Stratton pushed aside the heavy rubber flap that covered the entrance to the cabin and went inside.
‘Jock?’ he shouted, recognising the coxswain at the controls.
‘What’s up, Stratton?’
‘Other side of that wave are people in boats.We’re gonna get them.’
Jock was an experienced SBS sergeant and immediately understood, although he blew a soft whistle to himself at the audacity of such an attempt. He kept his thoughts to himself for the moment, aware that time was of the essence, and checked to see Scouse was on board as he grabbed the throttles.
‘Hold on,’ Jock shouted in his West Coast Scottish brogue that twenty years in the SBS had hardly softened, and he pushed the throttles forward, easing the engines to half power as he turned the boat away from the side of the tanker.
Scouse and Jab entered the small cockpit, gripping the roof support bars to hold themselves against the powerful acceleration. The inside was like any military vehicle: basic, zero comforts, all struts and hard surfaces and jammed with communications, radar equipment and other technology. It was solid and confined.
The wave was visible through the narrow cockpit windows. Even though it was moving relatively slowly, it was only several hundred yards away.
‘Round the end or through it?’ Stratton asked.
‘The sides. I ain’t tried surfing this bitch yet and today ain’t the day for it,’ Jock shouted above the engines as he increased power. ‘Where’s the boats?’
‘Straight out from the tanker’s side. Less than a mile.’
‘You reckon we’ll make it in time, do you?’
‘No idea. You?’
‘Doubt it,’ he said, glancing at Stratton for a second. ‘Trying to make me as mad as you?’
‘We’re all bonkers in this business, Jock.’
‘Aye, true enough.’
The VSV roared like a fighter jet on the water as the engines increased in power, the two tachometer needles pushing towards the red zone. The sheer thrust could be felt in the confined metal space, the vibrations echoing along every surface.
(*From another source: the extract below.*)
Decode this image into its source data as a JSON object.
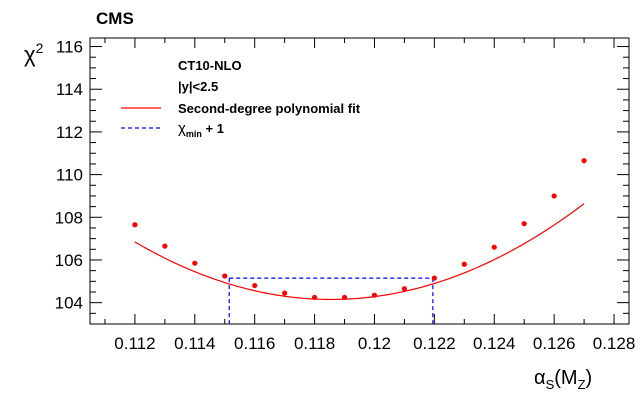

The end of the wave was soon visible, tapering off to flat water. Jock suddenly decided not to wait until they reached it and turned the boat sharply to face the back of the wave. It leaned over like a Formula One racing bike and straightened out as it cut into the slope at a slight angle. It pierced the hump, partly submersing for a second, and dropped down the other side before levelling out on the flat.
All four men glanced back at the mountain of sea that towered behind them, all thinking the same thing. If they carried on they would soon be trapped between the wall of water and the coast and there was going to be only one way out of it. Stratton scanned ahead for the boats and quickly saw them in the calmer waters of the bay. The fishing boat was heading towards the mouth of the walled harbour, its three-man crew oblivious to the encroaching danger.The tour boat was further away from the wave and looked as if it was carrying a dozen people or more.
‘What do you want to do?’ Jock asked as he aimed for the nearest boat.
‘We won’t have time to empty both,’ Stratton said.
‘Be lucky if we empty any,’ Jock murmured.